Department of Biochemistry and Immunology, Ribeirão Preto Medical School, University of São Paulo, Ribeirão Preto, SP, Brazil.
Department of Medical Imaging, Hematology, and Oncology, Ribeirão Preto Medical School, University of São Paulo, Ribeirão Preto, Brazil.
Front Immunol. 2024 Oct 15;15:1468229. doi: 10.3389/fimmu.2024.1468229. eCollection 2024.
Breast cancer is a significant public health problem around the world, ranking first in deaths due to cancer in females. The therapy to fight breast cancer involves different methods, including conventional chemotherapy. However, the acquired resistance that tumors develop during the treatment is still a central cause of cancer-associated deaths. One mechanism that induces drug resistance is cell communication via extracellular vesicles (EVs), which can carry efflux transporters and miRNA that increase sensitive cells' survivability to chemotherapy.
Our study investigates the transcription changes modulated by EVs from tamoxifen- and doxorubicin-resistant breast cancer cells in sensitive cells and how these changes may induce acquired drug resistance, inhibit apoptosis, and increase survivability in the sensitive cells. Additionally, we exposed human macrophages to resistant EVs to understand the influence of EVs on immune responses.
Our results suggest that the acquired drug resistance is associated with the ability of resistant EVs to upregulate several transporter classes, which are directly related to the increase of cell viability and survival of sensitive cells exposed to EVs before a low-dose drug treatment. In addition, we show evidence that resistant EVs may downregulate immune system factors to evade detection and block cell death by apoptosis in sensitive breast cancer cells. Our data also reveals that human macrophages in contact with resistant EVs trigger a pro-inflammatory cytokine secretion profile, an effect that may be helpful for future immunotherapy studies.
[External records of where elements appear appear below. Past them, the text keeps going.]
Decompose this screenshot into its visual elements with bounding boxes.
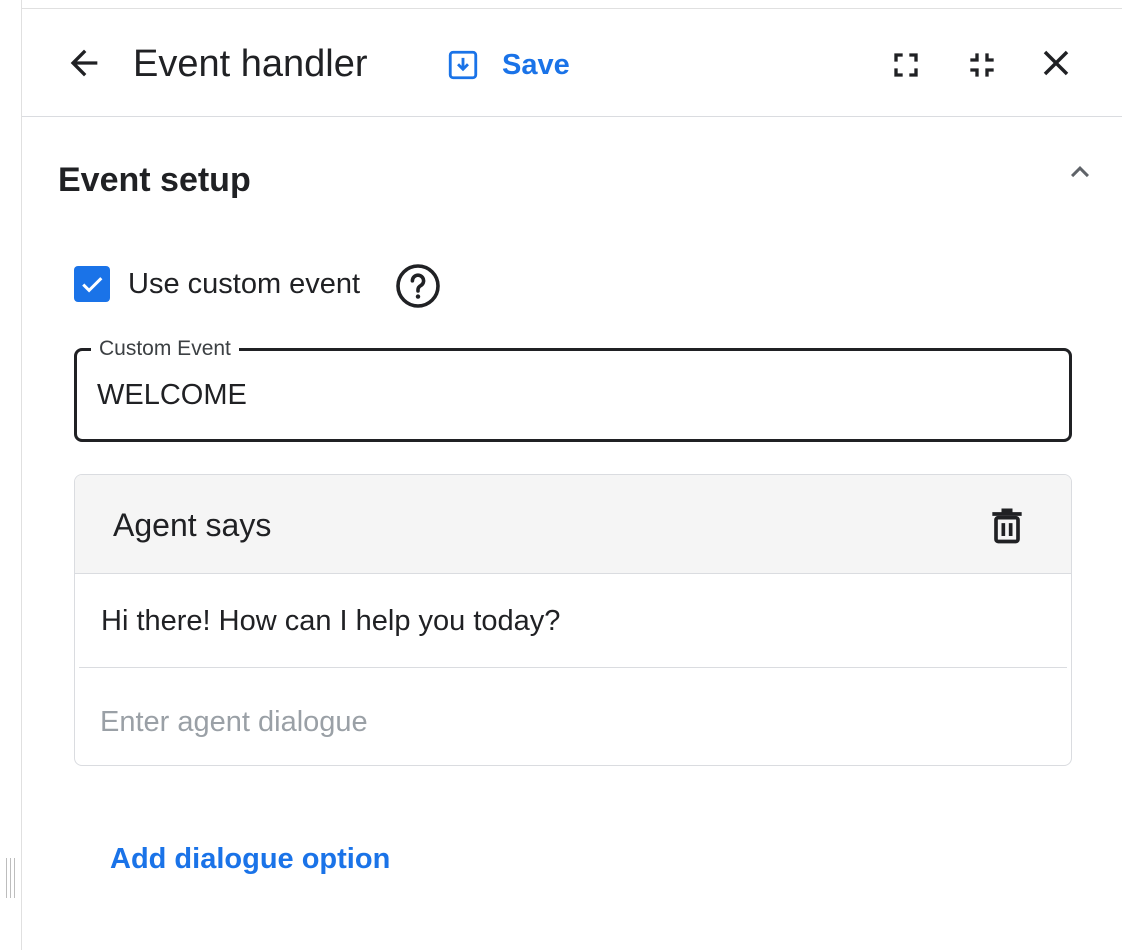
close-button[interactable] [1034,41,1078,85]
resize-handle[interactable] [5,858,15,898]
use-custom-event-label: Use custom event [128,268,361,300]
use-custom-event-checkbox[interactable] [74,266,110,302]
checkmark-icon [82,277,103,293]
custom-event-input[interactable] [97,375,1037,415]
custom-event-field: Custom Event [74,335,1072,442]
delete-button[interactable] [983,501,1031,549]
close-icon [1043,50,1069,76]
left-rail [0,0,22,950]
agent-dialogue-input[interactable] [100,702,1040,742]
add-dialogue-option-button[interactable]: Add dialogue option [110,840,390,878]
page-title: Event handler [133,43,368,85]
agent-says-title: Agent says [113,507,272,543]
custom-event-field-label: Custom Event [91,335,239,363]
fullscreen-button[interactable] [884,43,928,87]
dialogue-row[interactable]: Hi there! How can I help you today? [79,573,1067,668]
exit-fullscreen-button[interactable] [960,43,1004,87]
fullscreen-exit-icon [970,53,994,77]
agent-says-header: Agent says [75,475,1071,574]
event-handler-panel: Event handler Save Event setup Use custo… [0,0,1122,950]
section-title-event-setup: Event setup [58,161,251,199]
panel-header: Event handler Save [22,9,1122,117]
arrow-back-icon [70,49,98,77]
chevron-up-icon [1071,166,1089,178]
dialogue-text: Hi there! How can I help you today? [101,605,561,637]
fullscreen-icon [894,53,918,77]
save-download-icon [448,50,478,80]
collapse-section-button[interactable] [1058,150,1102,194]
help-icon [396,264,440,308]
save-button-label: Save [502,48,570,81]
back-button[interactable] [62,41,106,85]
help-button[interactable] [394,262,442,310]
delete-icon [992,508,1022,544]
save-button[interactable]: Save [446,45,570,85]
These findings are the first transcriptome-wide analysis of cells exposed to resistant EVs, supporting that resistant EVs are associated with the acquired drug resistance process during chemotherapy by modulating different aspects of sensitive cancer cells that coffer the chemoresistance.
乳腺癌是全球重大公共健康问题,在女性因癌症死亡的病例中,乳腺癌位居第一。治疗乳腺癌的方法包括常规化疗,但肿瘤在治疗过程中产生的获得性耐药性仍然是癌症相关死亡的主要原因。一种诱导耐药性的机制是通过细胞外囊泡(EVs)进行细胞间通讯,EVs 可以携带外排转运蛋白和 miRNA,从而增加化疗敏感细胞的存活能力。
我们的研究调查了来自他莫昔芬和阿霉素耐药乳腺癌细胞的 EVs 调节敏感细胞中转录变化的情况,以及这些变化如何诱导获得性耐药性、抑制细胞凋亡和增加敏感细胞的存活能力。此外,我们还将人巨噬细胞暴露于耐药 EVs 中,以了解 EVs 对免疫反应的影响。
我们的结果表明,获得性耐药性与耐药 EVs 上调几种转运蛋白类别的能力有关,这与在低剂量药物处理前暴露于 EVs 的敏感细胞的细胞活力和存活增加直接相关。此外,我们还证明耐药 EVs 可能下调免疫系统因子,以逃避检测并阻止敏感乳腺癌细胞的细胞凋亡。我们的数据还表明,与耐药 EVs 接触的人巨噬细胞会触发促炎细胞因子分泌谱,这一效应可能有助于未来的免疫治疗研究。
这些发现是首次对接触耐药 EVs 的细胞进行全转录组分析,支持耐药 EVs 通过调节敏感癌细胞的多个方面与化疗过程中的获得性耐药性过程相关,从而赋予其化疗耐药性。